Momentum to support the index was short-lived as caution dominated the market sentiment ahead of quarterly earnings reports by blue-chip companies, pulling down the index below 15,000.
Huge selling orders mushroomed when trading was resumed in the afternoon session, crushing the index by as much as 1,002.76 points, or 6.67 percent, to the day's lowest 14,038.41.
Bargain-hunting investors scooped up shares of blue-chip companies, trimming the market's losses to 774.57 points, or 5.15 percent, to close at 14,266.6.
Turnover rose to 54.09 billion HK dollars (6.93 billion U.S. dollars) from Tuesday's 50.67 billion HK dollars (6.5 billion U.S. dollars).
Investors continued to dump shares of Citic Pacific as the Securities and Futures Commission (SFC) of Hong Kong confirmed that the commission has started investigating into the company's huge losses.
The Hong Kong Exchanges and Clearing Limited, the market sole operator, also said it will follow up the Citic Pacific incident.
Citic Pacific, a Hong Kong-listed affiliate of China's Citic Group and also component of the benchmark Hang Seng Index, further slumped 24.69 percent to 4.91 HK dollars following its disclosure of potentially huge forex losses of about 2 billion U.S. dollars due to structured products contracts.
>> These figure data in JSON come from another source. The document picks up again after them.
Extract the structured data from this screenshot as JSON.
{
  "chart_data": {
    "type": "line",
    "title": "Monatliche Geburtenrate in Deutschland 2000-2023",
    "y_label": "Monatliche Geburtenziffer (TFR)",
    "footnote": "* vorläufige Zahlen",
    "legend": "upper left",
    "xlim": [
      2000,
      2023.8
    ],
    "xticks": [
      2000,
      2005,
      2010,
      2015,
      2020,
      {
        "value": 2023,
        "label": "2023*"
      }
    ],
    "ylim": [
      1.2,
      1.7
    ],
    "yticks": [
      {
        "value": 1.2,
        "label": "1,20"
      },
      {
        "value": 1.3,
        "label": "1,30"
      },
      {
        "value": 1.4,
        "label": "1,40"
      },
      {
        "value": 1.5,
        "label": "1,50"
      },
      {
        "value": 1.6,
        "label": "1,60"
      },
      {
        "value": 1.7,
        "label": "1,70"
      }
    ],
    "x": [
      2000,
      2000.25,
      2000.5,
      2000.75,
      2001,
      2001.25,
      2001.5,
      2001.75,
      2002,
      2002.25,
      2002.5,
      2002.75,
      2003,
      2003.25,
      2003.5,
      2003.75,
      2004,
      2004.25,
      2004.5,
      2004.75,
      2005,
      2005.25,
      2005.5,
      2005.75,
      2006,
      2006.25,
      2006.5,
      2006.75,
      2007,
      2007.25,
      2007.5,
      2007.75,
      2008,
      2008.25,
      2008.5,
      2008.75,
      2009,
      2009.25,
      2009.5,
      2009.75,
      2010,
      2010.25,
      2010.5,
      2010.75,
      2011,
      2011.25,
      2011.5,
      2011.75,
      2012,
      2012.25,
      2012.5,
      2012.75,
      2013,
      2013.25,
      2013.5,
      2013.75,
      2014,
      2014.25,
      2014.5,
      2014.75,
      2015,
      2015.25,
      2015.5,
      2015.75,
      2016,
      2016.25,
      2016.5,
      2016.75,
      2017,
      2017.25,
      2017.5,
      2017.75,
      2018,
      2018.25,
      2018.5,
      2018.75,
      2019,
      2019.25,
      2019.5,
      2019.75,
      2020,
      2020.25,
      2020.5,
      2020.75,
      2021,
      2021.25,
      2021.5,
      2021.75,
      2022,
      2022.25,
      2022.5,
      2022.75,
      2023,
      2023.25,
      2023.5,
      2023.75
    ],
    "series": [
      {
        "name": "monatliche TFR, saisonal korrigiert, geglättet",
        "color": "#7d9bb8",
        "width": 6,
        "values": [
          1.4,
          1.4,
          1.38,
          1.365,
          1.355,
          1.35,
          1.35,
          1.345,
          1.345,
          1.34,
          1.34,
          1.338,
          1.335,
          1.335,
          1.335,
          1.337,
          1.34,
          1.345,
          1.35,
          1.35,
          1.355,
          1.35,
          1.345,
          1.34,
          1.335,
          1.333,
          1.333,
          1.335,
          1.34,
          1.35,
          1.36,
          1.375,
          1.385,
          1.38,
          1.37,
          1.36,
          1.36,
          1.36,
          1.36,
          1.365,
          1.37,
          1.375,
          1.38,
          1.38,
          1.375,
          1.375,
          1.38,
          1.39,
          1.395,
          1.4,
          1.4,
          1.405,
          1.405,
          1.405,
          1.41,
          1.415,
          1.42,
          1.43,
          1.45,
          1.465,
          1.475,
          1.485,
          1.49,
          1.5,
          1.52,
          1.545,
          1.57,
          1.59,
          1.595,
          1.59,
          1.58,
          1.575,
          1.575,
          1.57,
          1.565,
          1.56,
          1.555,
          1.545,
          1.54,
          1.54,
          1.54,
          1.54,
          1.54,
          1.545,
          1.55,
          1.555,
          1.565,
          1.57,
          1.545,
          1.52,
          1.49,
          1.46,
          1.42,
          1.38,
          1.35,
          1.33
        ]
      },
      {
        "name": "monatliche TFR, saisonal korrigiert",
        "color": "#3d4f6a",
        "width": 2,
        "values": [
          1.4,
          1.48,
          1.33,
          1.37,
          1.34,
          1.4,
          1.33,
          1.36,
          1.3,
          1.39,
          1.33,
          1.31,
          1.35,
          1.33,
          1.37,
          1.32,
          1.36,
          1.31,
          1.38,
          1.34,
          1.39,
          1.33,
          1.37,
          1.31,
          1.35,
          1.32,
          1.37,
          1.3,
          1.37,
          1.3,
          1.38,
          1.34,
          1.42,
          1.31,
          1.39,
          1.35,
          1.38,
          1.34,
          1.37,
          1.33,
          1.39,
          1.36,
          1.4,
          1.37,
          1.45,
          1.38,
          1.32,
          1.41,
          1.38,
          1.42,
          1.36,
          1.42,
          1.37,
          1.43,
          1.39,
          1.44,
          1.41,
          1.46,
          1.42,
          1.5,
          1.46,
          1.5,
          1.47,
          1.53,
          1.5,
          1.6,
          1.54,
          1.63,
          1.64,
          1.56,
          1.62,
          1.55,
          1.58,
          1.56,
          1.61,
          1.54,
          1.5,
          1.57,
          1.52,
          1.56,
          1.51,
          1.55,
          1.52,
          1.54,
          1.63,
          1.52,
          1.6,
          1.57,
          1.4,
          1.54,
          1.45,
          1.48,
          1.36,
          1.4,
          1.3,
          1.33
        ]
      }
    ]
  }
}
The Dah Chong Hong Holdings Ltd., a listed automobile dealer and distributor controlled by Citic Pacific, soared 48.28 percent to 1.29 HK dollars after Citic Pacific said it was in talks to sell all or part of its 56.67 percent stake in Dah Chong Hong.
Amid 42 components of the benchmark Hang Seng Index, losers greatly outnumbered gainers 41 to 1, with MTR Corporation outperforming the entire market. MTR was up 0.84 percent to 16.84 HK dollars.
Market heavyweight HSBC, which accounts for the largest weighting of the index, fell 2.9 percent to 103.8 HK dollars.
Another blue-chip heavyweight China Mobile, or the country's largest mobile phone operator, slumped 5.33 percent to 63.95 HK dollars.
The Hong Kong Exchanges and Clearing Ltd., the market's sole operator, dropped 2.47 percent to 80.95 HK dollars.
Hong Kong's real estate companies were all lower. Sun Hung Kai Properties, Hong Kong's largest house developer, lost 6.42 percent to 64.1 HK dollars. Cheung Kong fell 2.99 percent to 74.6 HK dollars. Henderson Land dropped 3.49 percent to 27.65 HK dollars. New World Development fell 7.05 percent to 6.86 HK dollars. Sino Land weakened 5 percent to 7.6 HK dollars. Hang Lung Property moved down 2.89 percent to 16.14 HK dollars.
The China Enterprise Index, or H-shares, a barometer composed of companies registered in the Chinese mainland, plunged 566.25 points, or 7.79 percent, to 6,700.87 as the stock markets in the Chinese mainland fell.
China's energy companies all fell. PetroChina, the country's largest oil producer, lost 8.22 percent to 5.92 HK dollars. CNOOC, China's largest offshore oil company, fell 5.97 percent to 5.83 HK dollars. Sinopec, Asia's largest oil refiner, dropped 7.2 percent to 5.29 HK dollars.
Banking and insurers in China were sharply lower after their recent upsurge on China's new economic stimulus package. ICBC, China's largest lender, fell 5.6 percent to 3.54 HK dollars. Bank of China, the country's second largest bank, lost 5.79 percent to 2.28 HK dollars. China Construction Bank slumped 7.35 percent to 3. 28 HK dollars. China Life, the country largest insurance company, dropped 4.29 percent to 22.3 HK dollars. Ping An plunged 11 percent to 30.8 HK dollars. Bank of Communications fell 9 percent to 4.76 HK dollars.